Rekening dolar di perbankan nasional mencatat lonjakan tajam pada Mei 2026, seiring derasnya penempatan Devisa Hasil Ekspor atau DHE ke bank-bank domestik. Data LPS menunjukkan jumlah rekening USD mencapai 8.918.054 rekening, tumbuh 58,2% secara tahunan.

Kenaikan itu jauh melampaui pertumbuhan rekening rupiah yang hanya 8,4%. Di sisi nominal, simpanan valuta asing juga meningkat menjadi Rp1.714,76 triliun atau naik 18,7% secara tahunan, sedangkan simpanan rupiah tercatat Rp8.615,16 triliun dengan pertumbuhan 12,4%.

DHE menjadi penopang utama pertumbuhan rekening valas

Ketua Umum Perbanas Hery Gunardi menilai arus dana DHE yang masuk ke bank Himbara cukup tinggi. Menurut dia, kondisi itu ikut mendorong pertumbuhan rekening valuta asing karena hasil ekspor kembali masuk ke sistem perbankan domestik.

Hery mengatakan selama DHE hasil ekspor kembali ke perbankan dan masuk melalui bank-bank Himbara, pertumbuhan rekening valas akan terus terdorong. Efeknya sudah terlihat pada lonjakan jumlah rekening USD dan kenaikan nominal simpanan valas secara keseluruhan.

Jenis SimpananNominal atau JumlahPertumbuhan Tahunan
Rekening USD8.918.054 rekening58,2%
Rekening RupiahData jumlah tidak disebutkan8,4%
Simpanan ValasRp1.714,76 triliun18,7%
Simpanan RupiahRp8.615,16 triliun12,4%

Aturan baru memperketat penempatan devisa

Pemerintah pada awal Juni 2026 memberlakukan PP No. 21/2026 tentang Perubahan Ketiga Atas PP No. 36/2023 mengenai DHE dari kegiatan pengusahaan, pengelolaan, dan atau pengolahan sumber daya alam. Aturan itu menggantikan PP No. 8/2025 yang dinilai kurang berdampak dalam mengamankan pasokan valas domestik, terutama saat cadangan devisa.

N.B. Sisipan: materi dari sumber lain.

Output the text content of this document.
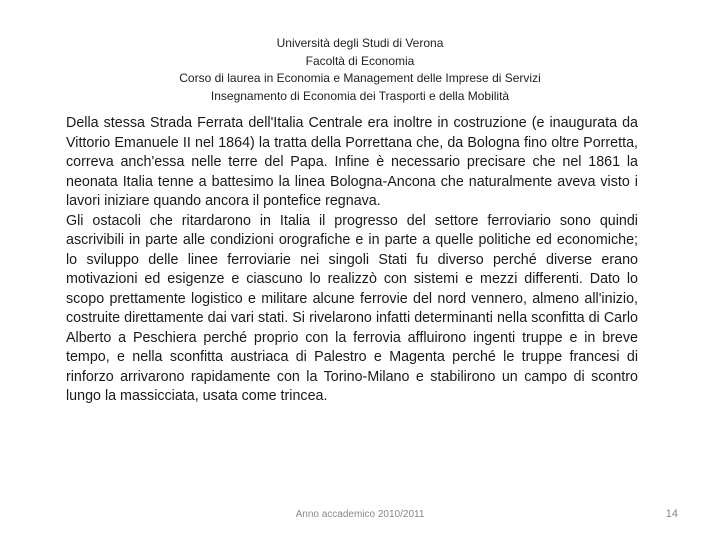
Università degli Studi di Verona
Facoltà di Economia
Corso di laurea in Economia e Management delle Imprese di Servizi
Insegnamento di Economia dei Trasporti e della Mobilità

Della stessa Strada Ferrata dell'Italia Centrale era inoltre in costruzione (e inaugurata da Vittorio Emanuele II nel 1864) la tratta della Porrettana che, da Bologna fino oltre Porretta, correva anch'essa nelle terre del Papa. Infine è necessario precisare che nel 1861 la neonata Italia tenne a battesimo la linea Bologna-Ancona che naturalmente aveva visto i lavori iniziare quando ancora il pontefice regnava.

Gli ostacoli che ritardarono in Italia il progresso del settore ferroviario sono quindi ascrivibili in parte alle condizioni orografiche e in parte a quelle politiche ed economiche; lo sviluppo delle linee ferroviarie nei singoli Stati fu diverso perché diverse erano motivazioni ed esigenze e ciascuno lo realizzò con sistemi e mezzi differenti. Dato lo scopo prettamente logistico e militare alcune ferrovie del nord vennero, almeno all'inizio, costruite direttamente dai vari stati. Si rivelarono infatti determinanti nella sconfitta di Carlo Alberto a Peschiera perché proprio con la ferrovia affluirono ingenti truppe e in breve tempo, e nella sconfitta austriaca di Palestro e Magenta perché le truppe francesi di rinforzo arrivarono rapidamente con la Torino-Milano e stabilirono un campo di scontro lungo la massicciata, usata come trincea.

Anno accademico 2010/2011	14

Beleid baru tersebut mewajibkan penempatan devisa di bank Himbara dengan skema retensi yang lebih ketat. Untuk industri migas, minimal 30% harus ditahan selama tiga bulan, sedangkan industri nonmigas wajib menahan 100% selama 12 bulan.

Selain itu, batas konversi DHE valas ke rupiah kini dibatasi maksimal 50%. Pembatasan ini membuat lebih banyak dana tetap berada di sistem perbankan dalam bentuk valuta asing dan ikut memperkuat tren kenaikan rekening dolar yang tercatat LPS.

Pergerakan ini menunjukkan bahwa kebijakan DHE bukan hanya memengaruhi aliran devisa ke bank, tetapi juga komposisi simpanan masyarakat dan pelaku usaha. Dengan penempatan dana yang lebih tertahan di perbankan domestik, porsi simpanan valas tercatat semakin menonjol di tengah pertumbuhan simpanan rupiah yang lebih moderat.

Data terbaru LPS dan penjelasan Perbanas memperlihatkan hubungan yang makin jelas antara pengetatan penempatan DHE dan lonjakan rekening valas. Di saat aturan baru mulai berjalan, bank-bank Himbara menjadi saluran utama yang menjaga devisa ekspor tetap berputar di dalam sistem keuangan nasional.